I would not be accepting about any of it. Not the clothes, not the boobs, none of it. It’s weird, it’s inappropriate and it’s unkind to pretend any of it is normal because it isn’t.

CarefulN0w · 02/01/2025 19:09

When we meet vulnerable young people who have been groomed on line into believing something that is impossible, the kind response is not to agree with them.

I do believe we should try to understand why and I've yet to meet someone with gender dysphoria who doesn't have other complex issues. It's important to try to unpick (and treat) what's behind it. Understanding doesn't mean validation though.

Pleasesendhelp8 · 02/01/2025 19:20

This reply has been deleted

This has been withdrawn by MNHQ at the poster's request.

That was in regards to my younger son in response to comments that he could be influenced. I have strict rules regarding screen time with my younger son for obvious safeguarding reasons.
I cannot monitor a 19 year olds phone..
I said that I know what happens in my home.
when did I say that he can’t access it?

OP posts:
CantHoldMeDown · 02/01/2025 19:28

This reply has been withdrawn

This has been withdrawn by MNHQ at the poster's request.

CarefulN0w · 02/01/2025 19:38

OP I'm sorry to raise this, but how long has your DS been staying away at college? Although online grooming is sadly very common, sexual abuse can also be a cause of gender dysphoria and may be something you need to rule out.

ItWasnaMeGuv · 02/01/2025 20:02

Pleasesendhelp8 · 31/12/2024 15:00

What is autigynephile? I’ve never heard of this term. Thanks everyone I will do some reading up later. My children are very well safeguarded
, DS1 might be battling through some stuff right now, but he doesn’t have a bad bone in his body. With his autism he’s very introverted, and might be unsure where boundaries lie in terms of how to dress, I have explained to him it’s not appropriate infront of my little ones but I don’t dress like that around the house and I don’t agree with it personally, so he’s resorted to wearing longer skirts with tights 🤷🏼‍♀️ not every night but some.
it’s hard to talk to him as with his autism he only really talks about a couple of certain subjects, if I ask a question he is open enough which is how I discovered what it is that he wants to do. He doesn’t just come out with it IYSWIM. . He has said he will hold out until he has his own space to take anything further.
this is all alien to me though and I am struggling with it 😞

They are men who get a sexual thrill from being seen as woman, getting their own breasts in particular to play with Sad. They dress as prostitutes usually as this is a real turn on, too. Often gay but homophobic. Hate women as extremely jealous. Protect your young children from him as a priority, please.

Pleasesendhelp8 · 02/01/2025 20:18

CarefulN0w · 02/01/2025 19:38

OP I'm sorry to raise this, but how long has your DS been staying away at college? Although online grooming is sadly very common, sexual abuse can also be a cause of gender dysphoria and may be something you need to rule out.

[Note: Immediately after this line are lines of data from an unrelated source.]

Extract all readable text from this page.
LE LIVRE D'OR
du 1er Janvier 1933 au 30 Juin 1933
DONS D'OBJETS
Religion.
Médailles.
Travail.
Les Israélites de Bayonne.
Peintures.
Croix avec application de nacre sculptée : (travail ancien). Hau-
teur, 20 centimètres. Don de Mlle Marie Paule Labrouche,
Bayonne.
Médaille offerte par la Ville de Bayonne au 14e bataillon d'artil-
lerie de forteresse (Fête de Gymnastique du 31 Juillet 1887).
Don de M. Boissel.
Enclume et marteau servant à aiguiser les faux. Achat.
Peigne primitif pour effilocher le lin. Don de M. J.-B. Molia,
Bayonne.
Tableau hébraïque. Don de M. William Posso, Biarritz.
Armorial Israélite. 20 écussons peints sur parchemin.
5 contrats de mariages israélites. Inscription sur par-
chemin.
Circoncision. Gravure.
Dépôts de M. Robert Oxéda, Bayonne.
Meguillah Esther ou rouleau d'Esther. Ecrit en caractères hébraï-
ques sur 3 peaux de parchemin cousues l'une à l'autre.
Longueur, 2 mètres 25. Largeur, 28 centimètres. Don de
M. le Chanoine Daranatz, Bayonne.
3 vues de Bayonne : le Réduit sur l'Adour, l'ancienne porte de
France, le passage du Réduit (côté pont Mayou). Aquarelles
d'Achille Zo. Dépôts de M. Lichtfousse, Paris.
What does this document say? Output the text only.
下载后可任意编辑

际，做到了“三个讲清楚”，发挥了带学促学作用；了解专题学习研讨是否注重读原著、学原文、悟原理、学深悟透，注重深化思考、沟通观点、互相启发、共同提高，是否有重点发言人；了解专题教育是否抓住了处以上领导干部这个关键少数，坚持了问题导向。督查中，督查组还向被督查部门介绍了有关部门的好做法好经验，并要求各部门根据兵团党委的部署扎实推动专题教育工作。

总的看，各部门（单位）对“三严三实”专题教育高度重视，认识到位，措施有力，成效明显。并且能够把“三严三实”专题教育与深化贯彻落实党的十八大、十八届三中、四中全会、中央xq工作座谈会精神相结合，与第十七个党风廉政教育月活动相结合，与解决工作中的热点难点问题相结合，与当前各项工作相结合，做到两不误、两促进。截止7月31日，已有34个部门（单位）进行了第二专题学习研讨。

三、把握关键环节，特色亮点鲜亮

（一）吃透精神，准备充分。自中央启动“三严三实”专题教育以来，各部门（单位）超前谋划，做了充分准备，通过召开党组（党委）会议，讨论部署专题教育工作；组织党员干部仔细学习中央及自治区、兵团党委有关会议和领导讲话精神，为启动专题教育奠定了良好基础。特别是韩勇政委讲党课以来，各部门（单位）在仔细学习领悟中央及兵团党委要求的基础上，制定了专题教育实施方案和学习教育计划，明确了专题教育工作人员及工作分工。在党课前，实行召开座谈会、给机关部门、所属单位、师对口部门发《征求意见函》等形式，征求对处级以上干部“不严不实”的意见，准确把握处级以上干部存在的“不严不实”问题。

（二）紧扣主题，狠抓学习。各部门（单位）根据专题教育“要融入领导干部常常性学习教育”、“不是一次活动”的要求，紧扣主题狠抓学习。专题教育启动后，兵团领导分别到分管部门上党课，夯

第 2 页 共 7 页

He stays at a close (female) family members who lives closer to the college than we do. He usually pops in for his dinner still in the evenings it’s just for convenience more than anything.

OP posts:
arcticpandas · 02/01/2025 21:22

Pleasesendhelp8 · 02/01/2025 16:09

Also can’t help but feel as if I’m partly to blame, because he never had a father figure or any positive male role model in his life. .

Living with a single mother does not make you homosexual nor transsexual ! Unfortunately this is a trend in society to think one can change gender as one change style. Not your fault!

Delphinium20 · 02/01/2025 21:49

Mamabearto3 · 02/01/2025 09:00

What is GPT?

that thing you're using when you type in, "How to respond positively to mean terfs."